Pluto’s status as the ninth planet of the solar system came into question when the International Astronomical Union (IAU) demoted it and included it in the category of dwarf planet. The reason was that Pluto did not meet the official definition of a planet as described by the IAU in 2006.
According to the definition, a celestial body which circles the sun without being some other object’s satellite is round or nearly round and has cleared its neighborhood of most other orbiting bodies is a planet. As Pluto shared the Kuiper Belt with lots of other big objects, it did not meet the third criterion. This led to Pluto’s rebranding as a dwarf planet.
Well, a new study conducted by Philip Metzger, a planetary scientist in the University of Central Florida, and his team claim that Pluto should be reclassified as a planet.
The research team claims that the rationale behind downgrading Plutos’ planet status wasn’t even valid. For the purpose of the study, the researchers scoured scientific literature from the past 200 years and found that only one study, from the early 19th century, employed the orbit-clearing standard the IAU used to downgrade Pluto.
“The IAU definition would say that the fundamental object of planetary science, the planet, is supposed to be a defined on the basis of a concept that nobody uses in their research,” Metzger said, reported Space.com.
Metzger pointed out that standard used to classify planets changed in the 1950s after astronomer Gerard Kuiper said what really determines what is and what isn’t a planet is how a celestial body is formed.
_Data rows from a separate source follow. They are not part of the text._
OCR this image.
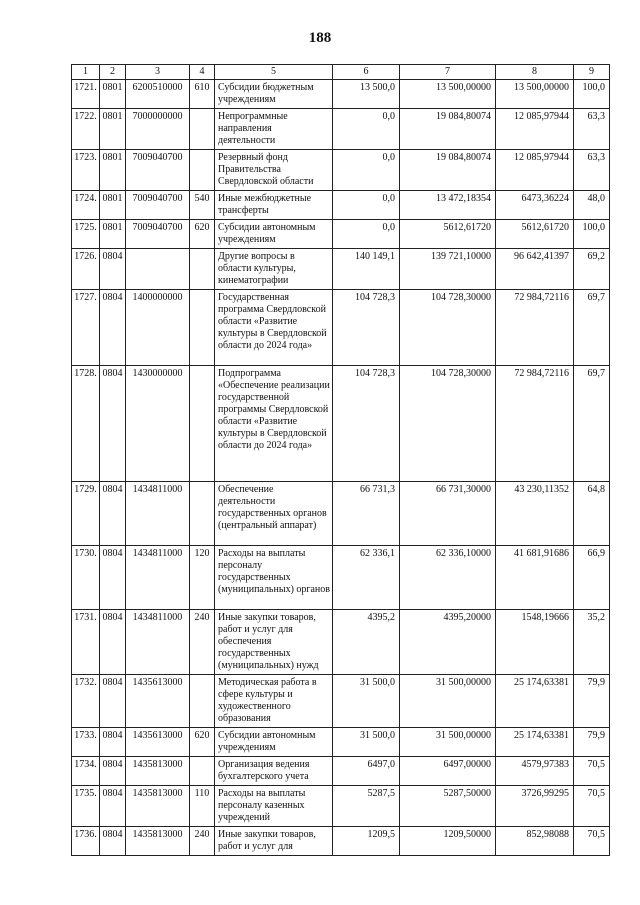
188
1	2	3	4	5	6	7	8	9
1721.	0801	6200510000	610	Субсидии бюджетным учреждениям	13 500,0	13 500,00000	13 500,00000	100,0
1722.	0801	7000000000		Непрограммные направления деятельности	0,0	19 084,80074	12 085,97944	63,3
1723.	0801	7009040700		Резервный фонд Правительства Свердловской области	0,0	19 084,80074	12 085,97944	63,3
1724.	0801	7009040700	540	Иные межбюджетные трансферты	0,0	13 472,18354	6473,36224	48,0
1725.	0801	7009040700	620	Субсидии автономным учреждениям	0,0	5612,61720	5612,61720	100,0
1726.	0804			Другие вопросы в области культуры, кинематографии	140 149,1	139 721,10000	96 642,41397	69,2
1727.	0804	1400000000		Государственная программа Свердловской области «Развитие культуры в Свердловской области до 2024 года»	104 728,3	104 728,30000	72 984,72116	69,7
1728.	0804	1430000000		Подпрограмма «Обеспечение реализации государственной программы Свердловской области «Развитие культуры в Свердловской области до 2024 года»	104 728,3	104 728,30000	72 984,72116	69,7
1729.	0804	1434811000		Обеспечение деятельности государственных органов (центральный аппарат)	66 731,3	66 731,30000	43 230,11352	64,8
1730.	0804	1434811000	120	Расходы на выплаты персоналу государственных (муниципальных) органов	62 336,1	62 336,10000	41 681,91686	66,9
1731.	0804	1434811000	240	Иные закупки товаров, работ и услуг для обеспечения государственных (муниципальных) нужд	4395,2	4395,20000	1548,19666	35,2
1732.	0804	1435613000		Методическая работа в сфере культуры и художественного образования	31 500,0	31 500,00000	25 174,63381	79,9
1733.	0804	1435613000	620	Субсидии автономным учреждениям	31 500,0	31 500,00000	25 174,63381	79,9
1734.	0804	1435813000		Организация ведения бухгалтерского учета	6497,0	6497,00000	4579,97383	70,5
1735.	0804	1435813000	110	Расходы на выплаты персоналу казенных учреждений	5287,5	5287,50000	3726,99295	70,5
1736.	0804	1435813000	240	Иные закупки товаров, работ и услуг для	1209,5	1209,50000	852,98088	70,5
He described the IAU’s definition of a planet as sloppy.
The research team claims that a planet should be classified based on if it’s big enough that its gravity allows it to become a spherical shape.
“It turns out this is an important milestone in the evolution of a planetary body, because apparently when it happens, it initiates active geology in the body,” Metzger said.
The research study has been published in the scientific journal Icarus.